Leon steps around the lectern, hands in his pockets, and grins like Christmas. “I'm so very glad you asked. As it turns out, we're in contact with hundreds of other cells of the Citizens for Freedom. All across the country, Americans of every age and breed are meeting, just like we are. The fine scholars of technology are joining forces with those of us who, for all our ignorance, are pretty handy with weapons and explosives. And we're making plans.” He rocks back on his heels and laughs to himself. “Oh, yes. We do have plans. And for those willing to abandon their former life and join our fight, we can promise you one thing: the chance to strike back at the company that has taken so much from you.”

“And what are your qualifications, Mr. Crane?”

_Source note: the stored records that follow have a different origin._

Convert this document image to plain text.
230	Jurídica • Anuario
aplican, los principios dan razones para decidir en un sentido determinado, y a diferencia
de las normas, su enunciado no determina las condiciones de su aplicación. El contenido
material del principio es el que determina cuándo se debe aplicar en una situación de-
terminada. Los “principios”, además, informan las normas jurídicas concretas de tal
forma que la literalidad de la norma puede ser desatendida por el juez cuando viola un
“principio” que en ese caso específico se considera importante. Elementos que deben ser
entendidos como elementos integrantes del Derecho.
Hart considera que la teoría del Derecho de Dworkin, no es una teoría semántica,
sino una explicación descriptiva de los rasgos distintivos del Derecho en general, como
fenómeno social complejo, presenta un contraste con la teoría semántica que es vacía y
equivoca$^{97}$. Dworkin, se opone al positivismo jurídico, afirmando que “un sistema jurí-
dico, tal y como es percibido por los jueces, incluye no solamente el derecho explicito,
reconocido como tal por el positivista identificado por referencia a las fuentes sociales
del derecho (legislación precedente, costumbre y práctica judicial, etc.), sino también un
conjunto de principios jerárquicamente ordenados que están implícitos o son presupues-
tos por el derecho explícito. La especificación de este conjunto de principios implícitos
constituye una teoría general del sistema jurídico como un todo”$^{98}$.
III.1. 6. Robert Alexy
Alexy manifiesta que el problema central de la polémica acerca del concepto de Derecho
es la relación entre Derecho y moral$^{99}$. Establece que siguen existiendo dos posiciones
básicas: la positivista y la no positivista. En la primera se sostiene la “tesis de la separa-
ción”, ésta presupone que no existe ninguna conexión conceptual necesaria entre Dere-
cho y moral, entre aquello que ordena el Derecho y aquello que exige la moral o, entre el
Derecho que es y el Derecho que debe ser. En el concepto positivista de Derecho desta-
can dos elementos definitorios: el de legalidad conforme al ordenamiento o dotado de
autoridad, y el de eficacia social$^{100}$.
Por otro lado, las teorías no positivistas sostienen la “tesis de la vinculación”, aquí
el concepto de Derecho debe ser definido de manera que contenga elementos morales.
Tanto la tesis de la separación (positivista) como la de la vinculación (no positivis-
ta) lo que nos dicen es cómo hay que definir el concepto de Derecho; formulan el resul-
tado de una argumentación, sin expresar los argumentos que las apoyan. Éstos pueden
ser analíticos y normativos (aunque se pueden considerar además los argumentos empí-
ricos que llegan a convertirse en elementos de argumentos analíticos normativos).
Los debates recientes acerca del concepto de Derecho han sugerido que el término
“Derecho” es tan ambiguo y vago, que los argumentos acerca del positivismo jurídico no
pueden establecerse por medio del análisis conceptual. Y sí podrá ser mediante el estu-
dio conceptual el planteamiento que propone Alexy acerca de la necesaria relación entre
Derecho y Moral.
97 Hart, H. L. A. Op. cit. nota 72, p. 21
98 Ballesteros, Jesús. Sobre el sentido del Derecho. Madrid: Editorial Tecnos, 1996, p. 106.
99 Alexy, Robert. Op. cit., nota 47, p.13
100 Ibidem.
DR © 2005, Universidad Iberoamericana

For just a second, Leon's smile breaks into a sneer, but he catches it quick. “That's an understandable question. No one wants to follow an unfit leader. I've lived in Candlewood all my life, as did my father and his father before him, all the way back to the War of Northern Aggression. I graduated from this very school and served
my country during two tours in Iraq.” He rubs his hands together, looks down, and chuckles. “Now, normally I wouldn't mention this part, but I want to be straight with y'all. After the war, I didn't much know what to do with myself, and I put some of my knowledge of explosives to use in some shady-type operations. And I got caught. But my time in prison taught me several things: how to preach the good Lord's word, how to lead men to the light, how to help the less fortunate, and how to control my anger issues. I style myself a gentleman now. A gentleman with a mission. And that mission is fighting to save the people Valor wants to enslave.” He grins beatifically. “Now, does that answer your question?”

The old man nods thoughtfully and sits back down.

Leon eyes the crowd. “Anything else?”

“What if we're too old to fight?” This from an ancient woman, fat and wobbling.